Malgré l’entretien annuel dont elle bénéficie, la fresque présente en effet une « usure croissante ». Selon l’expert Paolo Violini, responsable de l’atelier de restauration en charge du chantier, cette dernière serait due à la poussière, à l’humidité et au dioxyde de carbone produit par la respiration des cinq à six millions de touristes qui affluent chaque année pour l’admirer – ce qui souligne les effets problématiques du tourisme de masse sur la conservation des œuvres. Le réchauffement climatique jouerait enfin le rôle de facteur aggravant en causant des variations de températures et d’humidité.

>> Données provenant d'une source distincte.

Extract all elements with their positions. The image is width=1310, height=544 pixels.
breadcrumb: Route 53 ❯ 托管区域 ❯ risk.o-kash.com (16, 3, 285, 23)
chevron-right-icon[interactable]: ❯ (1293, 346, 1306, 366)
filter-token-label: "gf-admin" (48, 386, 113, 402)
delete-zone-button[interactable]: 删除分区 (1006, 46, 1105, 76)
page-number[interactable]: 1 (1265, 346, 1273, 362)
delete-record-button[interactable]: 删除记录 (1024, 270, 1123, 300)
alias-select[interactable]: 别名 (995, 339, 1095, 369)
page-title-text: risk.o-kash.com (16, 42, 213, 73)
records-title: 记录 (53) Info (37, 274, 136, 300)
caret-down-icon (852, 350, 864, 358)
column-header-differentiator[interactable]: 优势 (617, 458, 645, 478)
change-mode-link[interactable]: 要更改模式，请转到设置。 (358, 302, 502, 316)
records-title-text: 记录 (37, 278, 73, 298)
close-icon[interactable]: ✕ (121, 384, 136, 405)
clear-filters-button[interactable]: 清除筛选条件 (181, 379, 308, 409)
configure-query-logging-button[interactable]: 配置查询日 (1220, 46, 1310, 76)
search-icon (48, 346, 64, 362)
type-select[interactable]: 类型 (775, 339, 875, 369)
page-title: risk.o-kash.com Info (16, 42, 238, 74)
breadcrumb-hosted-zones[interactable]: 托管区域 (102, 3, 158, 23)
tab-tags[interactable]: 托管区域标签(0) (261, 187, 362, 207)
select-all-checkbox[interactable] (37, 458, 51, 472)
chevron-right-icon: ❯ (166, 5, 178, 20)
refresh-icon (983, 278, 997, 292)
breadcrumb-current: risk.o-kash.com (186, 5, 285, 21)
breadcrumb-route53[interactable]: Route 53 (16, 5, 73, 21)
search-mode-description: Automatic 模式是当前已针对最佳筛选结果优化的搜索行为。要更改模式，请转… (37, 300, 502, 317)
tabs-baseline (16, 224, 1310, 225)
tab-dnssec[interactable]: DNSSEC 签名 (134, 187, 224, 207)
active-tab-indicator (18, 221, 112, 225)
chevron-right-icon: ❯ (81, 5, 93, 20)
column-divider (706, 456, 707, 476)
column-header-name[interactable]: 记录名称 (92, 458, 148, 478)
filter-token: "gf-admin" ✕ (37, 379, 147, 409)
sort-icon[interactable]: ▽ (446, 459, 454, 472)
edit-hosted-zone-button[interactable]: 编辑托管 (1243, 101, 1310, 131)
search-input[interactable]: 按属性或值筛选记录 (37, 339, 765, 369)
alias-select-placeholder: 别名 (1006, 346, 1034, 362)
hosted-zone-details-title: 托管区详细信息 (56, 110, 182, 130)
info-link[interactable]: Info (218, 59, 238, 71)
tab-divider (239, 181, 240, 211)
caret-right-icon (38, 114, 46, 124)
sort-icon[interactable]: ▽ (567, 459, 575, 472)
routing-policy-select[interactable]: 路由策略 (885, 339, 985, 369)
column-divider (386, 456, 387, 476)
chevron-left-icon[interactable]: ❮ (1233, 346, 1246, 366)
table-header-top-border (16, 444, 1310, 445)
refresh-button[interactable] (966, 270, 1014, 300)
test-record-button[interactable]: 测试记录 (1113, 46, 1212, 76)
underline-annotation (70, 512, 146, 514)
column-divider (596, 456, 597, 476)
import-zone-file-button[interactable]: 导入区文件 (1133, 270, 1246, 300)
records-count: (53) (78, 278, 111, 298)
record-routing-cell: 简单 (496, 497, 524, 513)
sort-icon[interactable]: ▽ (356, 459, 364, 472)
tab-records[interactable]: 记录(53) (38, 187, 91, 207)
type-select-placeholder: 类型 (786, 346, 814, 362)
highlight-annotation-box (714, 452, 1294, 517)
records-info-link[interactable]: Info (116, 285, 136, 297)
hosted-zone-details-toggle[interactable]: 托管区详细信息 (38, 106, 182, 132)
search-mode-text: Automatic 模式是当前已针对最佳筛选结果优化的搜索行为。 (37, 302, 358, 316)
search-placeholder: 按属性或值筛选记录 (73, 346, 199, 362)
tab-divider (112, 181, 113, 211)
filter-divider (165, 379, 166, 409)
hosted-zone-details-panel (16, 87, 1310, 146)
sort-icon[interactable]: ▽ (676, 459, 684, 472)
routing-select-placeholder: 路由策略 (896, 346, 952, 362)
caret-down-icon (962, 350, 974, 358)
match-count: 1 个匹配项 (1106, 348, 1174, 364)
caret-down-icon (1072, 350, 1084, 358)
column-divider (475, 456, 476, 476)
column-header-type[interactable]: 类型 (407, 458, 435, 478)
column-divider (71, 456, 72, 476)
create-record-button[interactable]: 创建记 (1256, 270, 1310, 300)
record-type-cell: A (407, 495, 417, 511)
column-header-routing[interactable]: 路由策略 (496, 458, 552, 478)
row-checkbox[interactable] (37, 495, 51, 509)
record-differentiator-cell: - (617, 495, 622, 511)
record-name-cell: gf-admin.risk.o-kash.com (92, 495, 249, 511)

Si la restauration sera « plus légère et moins longue » que celle qui avait été réalisée entre 1979 et 1999, sous le pontificat de Jean-Paul II (et à laquelle avait déjà participé Paolo Violini), cette opération demandera cependant le déploiement de moyens importants. Alors que l’entretien annuel ne nécessite qu’un simple élévateur mécanique, les restaurateurs devront cette fois ériger un immense échafaudage couvrant l’intégralité du mur peint (soit 200 m²) et composé d’une douzaine de plateformes de travail qui permettront au public de continuer à admirer l’œuvre tout au long du processus – ce dernier devant s’achever fin mars, juste à temps pour la Semaine sainte.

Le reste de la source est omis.